19 July

Sailboat, Commercial Street beach, Provincetown. Grousing.

by Jon Katz

  On my way to Provincetown, I stopped to replace my Blackberry, which I dropped in the dog’s water bowl and which fried (sorry, the rice didn’t work.) I got a newer Blackberry and I sat down by the beach and caught up on some e-mail. I got a number of distressed and disgruntled e-mails from readers of the blog who disapprove of my going on Facebook and Twitter. I was reminded that many people do not feel about the change the way I do. “You should simplify!” scolded one message.
  Another wrote to say she was glad I was happier, but she found it more useful and interesting when I was depressed. I wrote back that I would rather be happy and she be bored than that I be miserable for her amusement. I imagine it was more interesting, though.
 I have thought a lot about the modern writer, and the line between working in peace and connecting to the world using new tools. Walking around in Provincetown, past the homes of O’Neill, Dos Passos, Mailer, any writer thinks about the new world of communicating.
 I choose to use new tools. Writers have to work harder to find their audiences in much the same way everybody else does, and I am much enjoying the new dimensions both Facebook and Twitter give to my ideas and work, and my ability to connect to new and existing readers.

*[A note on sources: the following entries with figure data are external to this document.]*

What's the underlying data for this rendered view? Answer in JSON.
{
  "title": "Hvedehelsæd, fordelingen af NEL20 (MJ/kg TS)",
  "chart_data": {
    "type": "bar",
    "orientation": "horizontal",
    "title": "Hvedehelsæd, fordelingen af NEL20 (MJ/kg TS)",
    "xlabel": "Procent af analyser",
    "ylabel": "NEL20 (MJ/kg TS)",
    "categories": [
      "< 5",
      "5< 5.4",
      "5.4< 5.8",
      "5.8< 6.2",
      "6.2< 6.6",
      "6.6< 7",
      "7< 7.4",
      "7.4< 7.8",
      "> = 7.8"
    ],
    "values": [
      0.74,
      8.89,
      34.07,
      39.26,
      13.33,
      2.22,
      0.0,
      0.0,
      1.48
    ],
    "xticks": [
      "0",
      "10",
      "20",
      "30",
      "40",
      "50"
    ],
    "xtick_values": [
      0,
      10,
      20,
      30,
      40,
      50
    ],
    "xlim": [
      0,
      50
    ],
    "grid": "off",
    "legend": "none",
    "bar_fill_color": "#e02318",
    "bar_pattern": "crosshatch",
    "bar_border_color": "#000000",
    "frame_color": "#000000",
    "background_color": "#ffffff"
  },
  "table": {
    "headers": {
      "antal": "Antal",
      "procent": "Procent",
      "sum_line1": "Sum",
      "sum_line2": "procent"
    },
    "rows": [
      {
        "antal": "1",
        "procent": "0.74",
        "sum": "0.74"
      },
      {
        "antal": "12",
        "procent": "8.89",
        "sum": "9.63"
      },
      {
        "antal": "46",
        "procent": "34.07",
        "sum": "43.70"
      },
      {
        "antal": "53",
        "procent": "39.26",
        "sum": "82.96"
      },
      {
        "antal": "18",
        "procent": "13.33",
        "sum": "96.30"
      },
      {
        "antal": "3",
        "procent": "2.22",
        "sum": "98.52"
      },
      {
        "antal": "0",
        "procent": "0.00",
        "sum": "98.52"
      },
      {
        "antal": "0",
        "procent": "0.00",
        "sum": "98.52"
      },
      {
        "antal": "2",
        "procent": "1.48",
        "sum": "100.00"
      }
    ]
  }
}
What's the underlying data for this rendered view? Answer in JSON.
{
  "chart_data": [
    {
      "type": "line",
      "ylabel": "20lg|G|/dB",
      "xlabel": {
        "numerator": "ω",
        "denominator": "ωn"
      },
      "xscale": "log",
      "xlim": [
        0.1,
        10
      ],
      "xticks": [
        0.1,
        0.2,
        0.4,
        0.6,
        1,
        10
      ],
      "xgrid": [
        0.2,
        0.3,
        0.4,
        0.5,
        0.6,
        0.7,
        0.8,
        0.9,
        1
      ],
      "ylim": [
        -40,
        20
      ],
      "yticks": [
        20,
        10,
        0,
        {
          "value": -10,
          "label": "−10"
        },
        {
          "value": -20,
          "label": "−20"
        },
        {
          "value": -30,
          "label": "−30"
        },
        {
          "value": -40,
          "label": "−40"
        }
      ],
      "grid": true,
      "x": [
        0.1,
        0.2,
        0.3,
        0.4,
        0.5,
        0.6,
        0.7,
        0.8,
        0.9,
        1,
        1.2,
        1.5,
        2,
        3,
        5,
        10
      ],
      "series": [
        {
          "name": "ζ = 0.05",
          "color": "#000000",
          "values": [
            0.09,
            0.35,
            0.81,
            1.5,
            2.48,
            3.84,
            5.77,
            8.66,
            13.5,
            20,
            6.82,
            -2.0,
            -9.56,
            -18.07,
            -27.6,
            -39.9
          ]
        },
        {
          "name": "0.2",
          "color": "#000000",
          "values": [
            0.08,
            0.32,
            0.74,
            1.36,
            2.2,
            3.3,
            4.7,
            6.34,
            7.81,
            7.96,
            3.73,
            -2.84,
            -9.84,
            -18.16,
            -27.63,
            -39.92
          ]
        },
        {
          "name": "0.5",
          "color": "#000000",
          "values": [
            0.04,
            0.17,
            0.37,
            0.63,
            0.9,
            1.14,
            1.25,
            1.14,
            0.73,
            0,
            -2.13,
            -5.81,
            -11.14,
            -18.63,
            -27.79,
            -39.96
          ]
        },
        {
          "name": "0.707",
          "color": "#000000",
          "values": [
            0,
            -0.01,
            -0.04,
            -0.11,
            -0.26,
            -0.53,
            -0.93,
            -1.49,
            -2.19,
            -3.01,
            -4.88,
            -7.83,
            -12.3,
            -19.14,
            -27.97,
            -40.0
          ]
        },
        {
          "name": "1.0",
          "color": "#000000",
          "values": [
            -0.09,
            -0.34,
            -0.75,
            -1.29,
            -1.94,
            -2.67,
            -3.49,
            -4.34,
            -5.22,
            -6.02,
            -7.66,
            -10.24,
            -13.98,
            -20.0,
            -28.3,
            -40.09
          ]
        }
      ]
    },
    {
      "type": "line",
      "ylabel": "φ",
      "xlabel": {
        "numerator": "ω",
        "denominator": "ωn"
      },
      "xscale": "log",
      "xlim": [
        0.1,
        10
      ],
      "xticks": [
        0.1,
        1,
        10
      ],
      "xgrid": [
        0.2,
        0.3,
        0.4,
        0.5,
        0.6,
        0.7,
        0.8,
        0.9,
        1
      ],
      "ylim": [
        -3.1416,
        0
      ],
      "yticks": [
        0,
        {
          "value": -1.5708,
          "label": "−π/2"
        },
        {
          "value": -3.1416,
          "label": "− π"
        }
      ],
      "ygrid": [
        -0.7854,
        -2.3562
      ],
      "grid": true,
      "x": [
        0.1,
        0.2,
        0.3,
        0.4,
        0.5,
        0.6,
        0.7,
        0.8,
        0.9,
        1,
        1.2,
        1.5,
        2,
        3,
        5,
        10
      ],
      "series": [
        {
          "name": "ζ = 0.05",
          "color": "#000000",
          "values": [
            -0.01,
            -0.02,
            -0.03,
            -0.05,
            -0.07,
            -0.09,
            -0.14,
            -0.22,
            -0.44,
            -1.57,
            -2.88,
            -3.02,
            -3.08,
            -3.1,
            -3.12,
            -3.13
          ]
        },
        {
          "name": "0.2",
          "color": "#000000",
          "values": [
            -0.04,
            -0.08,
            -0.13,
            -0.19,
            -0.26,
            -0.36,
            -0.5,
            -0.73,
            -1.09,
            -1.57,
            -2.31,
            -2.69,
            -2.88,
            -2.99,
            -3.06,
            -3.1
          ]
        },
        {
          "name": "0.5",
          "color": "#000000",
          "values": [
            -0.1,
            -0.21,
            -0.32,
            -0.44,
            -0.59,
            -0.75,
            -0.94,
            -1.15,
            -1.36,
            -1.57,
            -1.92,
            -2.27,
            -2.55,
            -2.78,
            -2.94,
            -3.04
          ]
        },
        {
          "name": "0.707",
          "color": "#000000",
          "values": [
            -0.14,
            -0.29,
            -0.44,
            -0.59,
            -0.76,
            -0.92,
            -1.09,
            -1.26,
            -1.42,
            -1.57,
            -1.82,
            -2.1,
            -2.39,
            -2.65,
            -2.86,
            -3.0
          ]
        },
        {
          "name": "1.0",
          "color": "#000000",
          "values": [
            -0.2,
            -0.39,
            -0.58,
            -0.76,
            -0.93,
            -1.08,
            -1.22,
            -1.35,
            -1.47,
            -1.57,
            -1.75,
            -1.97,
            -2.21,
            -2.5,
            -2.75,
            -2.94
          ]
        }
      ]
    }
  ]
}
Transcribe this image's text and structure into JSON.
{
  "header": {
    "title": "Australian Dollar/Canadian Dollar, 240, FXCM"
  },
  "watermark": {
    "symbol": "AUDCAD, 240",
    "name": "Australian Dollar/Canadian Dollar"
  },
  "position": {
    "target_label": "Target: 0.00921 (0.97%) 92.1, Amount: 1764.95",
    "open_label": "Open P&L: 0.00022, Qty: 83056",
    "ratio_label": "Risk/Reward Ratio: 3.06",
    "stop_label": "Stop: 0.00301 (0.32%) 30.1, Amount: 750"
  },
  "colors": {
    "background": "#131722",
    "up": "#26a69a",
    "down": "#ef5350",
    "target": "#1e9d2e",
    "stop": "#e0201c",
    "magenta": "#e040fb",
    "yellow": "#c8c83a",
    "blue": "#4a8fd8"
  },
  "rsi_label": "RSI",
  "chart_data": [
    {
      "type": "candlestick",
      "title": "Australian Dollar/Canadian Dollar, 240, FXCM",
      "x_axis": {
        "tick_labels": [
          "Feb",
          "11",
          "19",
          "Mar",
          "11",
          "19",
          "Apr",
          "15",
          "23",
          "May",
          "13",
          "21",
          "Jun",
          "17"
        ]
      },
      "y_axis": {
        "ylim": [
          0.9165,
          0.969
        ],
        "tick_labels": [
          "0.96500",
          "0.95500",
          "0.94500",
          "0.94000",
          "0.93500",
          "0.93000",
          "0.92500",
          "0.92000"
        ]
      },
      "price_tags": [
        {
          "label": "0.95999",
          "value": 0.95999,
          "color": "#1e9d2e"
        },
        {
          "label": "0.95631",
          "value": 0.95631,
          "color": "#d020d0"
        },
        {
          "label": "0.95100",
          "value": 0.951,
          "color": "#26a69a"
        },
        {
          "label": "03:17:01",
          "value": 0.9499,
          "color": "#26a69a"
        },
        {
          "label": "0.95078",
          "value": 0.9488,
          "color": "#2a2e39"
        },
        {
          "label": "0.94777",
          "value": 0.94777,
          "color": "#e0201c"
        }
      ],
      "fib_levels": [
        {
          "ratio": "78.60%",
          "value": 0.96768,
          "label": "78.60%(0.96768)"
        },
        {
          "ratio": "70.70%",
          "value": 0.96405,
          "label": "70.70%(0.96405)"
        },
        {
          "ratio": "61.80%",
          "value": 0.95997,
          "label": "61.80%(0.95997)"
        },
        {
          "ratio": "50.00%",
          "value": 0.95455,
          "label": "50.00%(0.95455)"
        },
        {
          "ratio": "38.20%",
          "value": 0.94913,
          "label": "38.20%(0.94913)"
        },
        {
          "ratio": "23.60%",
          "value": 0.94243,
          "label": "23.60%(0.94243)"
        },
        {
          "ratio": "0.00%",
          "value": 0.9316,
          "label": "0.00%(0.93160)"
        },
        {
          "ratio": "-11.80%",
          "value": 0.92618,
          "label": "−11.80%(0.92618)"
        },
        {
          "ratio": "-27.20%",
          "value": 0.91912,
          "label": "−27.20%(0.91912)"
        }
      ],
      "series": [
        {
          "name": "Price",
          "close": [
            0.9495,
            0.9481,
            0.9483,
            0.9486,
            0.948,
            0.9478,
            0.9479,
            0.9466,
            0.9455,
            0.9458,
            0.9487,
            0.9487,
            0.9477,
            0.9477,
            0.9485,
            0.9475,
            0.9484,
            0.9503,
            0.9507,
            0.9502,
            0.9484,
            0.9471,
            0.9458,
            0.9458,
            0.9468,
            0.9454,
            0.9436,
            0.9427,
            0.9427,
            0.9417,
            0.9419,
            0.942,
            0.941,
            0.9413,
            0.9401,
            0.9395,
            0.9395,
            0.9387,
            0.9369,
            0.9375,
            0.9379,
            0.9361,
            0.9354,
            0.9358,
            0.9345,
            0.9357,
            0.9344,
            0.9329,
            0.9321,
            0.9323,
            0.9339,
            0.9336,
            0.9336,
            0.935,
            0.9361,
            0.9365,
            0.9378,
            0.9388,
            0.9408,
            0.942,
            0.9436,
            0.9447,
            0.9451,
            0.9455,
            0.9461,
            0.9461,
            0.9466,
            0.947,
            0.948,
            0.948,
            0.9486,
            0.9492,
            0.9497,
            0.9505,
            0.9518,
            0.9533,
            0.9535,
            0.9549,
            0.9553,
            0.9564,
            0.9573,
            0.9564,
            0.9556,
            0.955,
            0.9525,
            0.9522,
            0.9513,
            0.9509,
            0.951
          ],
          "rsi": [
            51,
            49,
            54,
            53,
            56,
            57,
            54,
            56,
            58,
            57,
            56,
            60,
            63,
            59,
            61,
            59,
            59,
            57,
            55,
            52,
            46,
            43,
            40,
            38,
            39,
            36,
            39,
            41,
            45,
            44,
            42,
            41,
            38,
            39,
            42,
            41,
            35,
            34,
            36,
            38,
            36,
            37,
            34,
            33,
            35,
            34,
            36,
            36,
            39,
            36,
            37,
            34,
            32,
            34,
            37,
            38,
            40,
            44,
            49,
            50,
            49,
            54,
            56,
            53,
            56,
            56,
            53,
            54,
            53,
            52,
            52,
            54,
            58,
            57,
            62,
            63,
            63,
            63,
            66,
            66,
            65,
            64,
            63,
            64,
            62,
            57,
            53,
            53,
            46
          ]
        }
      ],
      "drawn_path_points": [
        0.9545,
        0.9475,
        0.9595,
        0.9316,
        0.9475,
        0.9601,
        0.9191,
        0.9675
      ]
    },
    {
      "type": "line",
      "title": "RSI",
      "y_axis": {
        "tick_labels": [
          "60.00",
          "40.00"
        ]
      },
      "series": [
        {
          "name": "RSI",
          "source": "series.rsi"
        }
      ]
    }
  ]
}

I have about 1,000 new ones already.
 I intend to enthusiastically (and within reason) explore both of these new forms. They all have a place, and my job is to keep perspective, and not become slave to them. I was tweeting from the National Seashore, and even from a photo gallery. Twitter is especially interesting to me, because it is spontaneous writing in the moment. It’s a challenge, and I am drawn to it, although brevity has never been my game.
   New media are neither all good nor all bad. It depends, of course, on how you use them. I do not intend to be sitting around, gathering dust and clucking about the old days.
  To be honest, and as is obvious,  the blog is a monologue, not a dialogue, and the minute I start doing it for others, it will be lost.
  For me, change is growth, and opportunity. Sometimes, you have to turn it off. Other times it can really turn you on.